Netflix has successfully increased its subscriber count by an estimated 6 million in Q3 by enforcing stricter password-sharing rules. This move, unique among major streaming platforms, has positioned Netflix for a potential price increase after its Q3 earnings report.
While rivals like Walt Disney have raised their ad-free prices, Netflix has chosen a different path. By limiting password-sharing, it has tapped into a large pool of over 100 million consumers engaging with its platform without a subscription.
Netflix’s Resilience and Future Plans
Despite the Hollywood actors puhch, Netflix’s robust global footprint and content lineup have kept it stable.
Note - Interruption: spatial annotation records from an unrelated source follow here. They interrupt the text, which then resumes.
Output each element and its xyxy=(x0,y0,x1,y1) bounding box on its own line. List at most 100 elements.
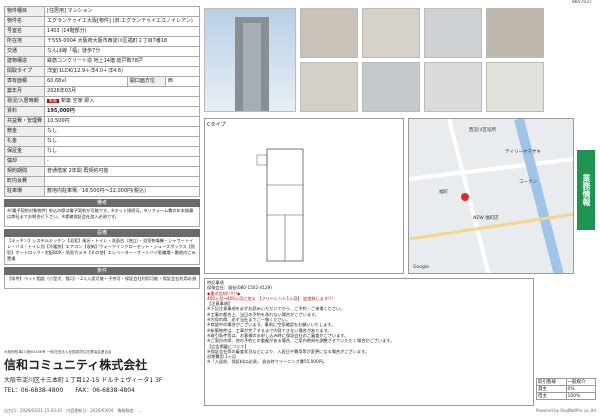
spec-row: 建物構造 鉄筋コンクリート造 地上14階 総戸数78戸 xyxy=(3,56,200,67)
spec-value: 195,000円 xyxy=(44,106,200,117)
business-info-tab[interactable]: 業務情報 xyxy=(577,150,595,230)
spec-row: 礼金 なし xyxy=(3,136,200,147)
spec-value: エグランテゥイエ大阪[物件] (旧:エグランテゥイエ江ノイレアン) xyxy=(44,16,200,27)
spec-label: 交通 xyxy=(3,46,46,57)
spec-row: 号室名 1403 (14階部分) xyxy=(3,26,200,37)
spec-label: 町内会費 xyxy=(3,176,46,187)
map-label: NEW 福町店 xyxy=(473,216,499,221)
spec-table: 物件種目 [住居用] マンション 物件名 エグランテゥイエ大阪[物件] (旧:エグラン… xyxy=(3,6,201,197)
spec-row: 町内会費 xyxy=(3,176,200,187)
spec-label: 敷金 xyxy=(3,126,46,137)
building-photo[interactable] xyxy=(204,8,296,112)
footer-powered-by: Powered by RealNetPro co.,ltd xyxy=(535,408,596,413)
spec-row: 賃料 195,000円 xyxy=(3,106,200,117)
spec-label: 共益費・管理費 xyxy=(3,116,46,127)
spec-value: 60.68㎡ xyxy=(44,76,128,87)
room-photo-5[interactable] xyxy=(300,62,358,112)
room-photo-4[interactable] xyxy=(486,8,544,58)
property-spec-column: 物件種目 [住居用] マンション 物件名 エグランテゥイエ大阪[物件] (旧:エグラン… xyxy=(3,6,201,289)
photo-gallery xyxy=(204,8,596,114)
spec-value: [住居用] マンション xyxy=(44,6,200,17)
remarks-box: 特記事項 保険会社：福祉(080-1502-4129) ◆重点告知!!!!!!◆ 40… xyxy=(204,278,534,406)
spec-row: 共益費・管理費 10,500円 xyxy=(3,116,200,127)
status-badge: 新築 xyxy=(47,98,60,103)
spec-value: 敷地内駐車場／16,500円～22,000円(税込) xyxy=(44,186,200,197)
spec-value: - xyxy=(44,156,200,167)
spec-row: 契約期間 普通借家 2年間 再契約可能 xyxy=(3,166,200,177)
footer: 出力日：2026/03/21 15:03:41 内容更新日：2026/03/04… xyxy=(4,408,596,414)
spec-row: 築年月 2026年03月 xyxy=(3,86,200,97)
company-tel[interactable]: TEL：06-6838-4800 xyxy=(4,387,63,394)
spec-value: 普通借家 2年間 再契約可能 xyxy=(44,166,200,177)
spec-row: 専有面積 60.68㎡ 開口面方位西 xyxy=(3,76,201,87)
floorplan-type-label: Cタイプ xyxy=(207,122,226,128)
room-photo-3[interactable] xyxy=(424,8,482,58)
floorplan-drawing xyxy=(256,148,304,262)
room-photo-1[interactable] xyxy=(300,8,358,58)
spec-value: なんば線「福」徒歩7分 xyxy=(44,46,200,57)
company-address: 大阪市淀川区十三本町１丁目12-15 ドルチェヴィータ1 3F xyxy=(4,377,163,384)
spec-value: 新築 新築 空家 即入 xyxy=(44,96,200,107)
trade-row-label: 貸主 xyxy=(536,385,567,393)
spec-label: 専有面積 xyxy=(3,76,46,87)
spec-label: 礼金 xyxy=(3,136,46,147)
spec-label: 間取タイプ xyxy=(3,66,46,77)
notes-header: 備考 xyxy=(4,199,200,207)
spec-value: なし xyxy=(44,136,200,147)
spec-label: 号室名 xyxy=(3,26,46,37)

It’s now expected to raise its ad-free prices, pushing more subscribers towards its ad-inclusive tier, which brings in more profit per user.
Most new subscribers after the password policy change have chosen ad-free plans. The ad-inclusive plan costs $6.99 a month,while ad-free options start at 15.49.
The ad tier is projected to contribute about $188.1 million in Q3 revenue, with an increase of 2.8 million subscribers, according to Visible Alpha. Wall Street expects Netflix to record the year’s highest quarterly subscriber growth.
Q3 revenue is likely to rise by 7.7% to $8.54 billion, The swiftest expansion in five quarters, attributable to popular series such as “Sex Education” and “Virgin River”. In summary, Netflix’s strategic response to password-sharing and potential price increase underscores its innovative approach to growth in a competitive market.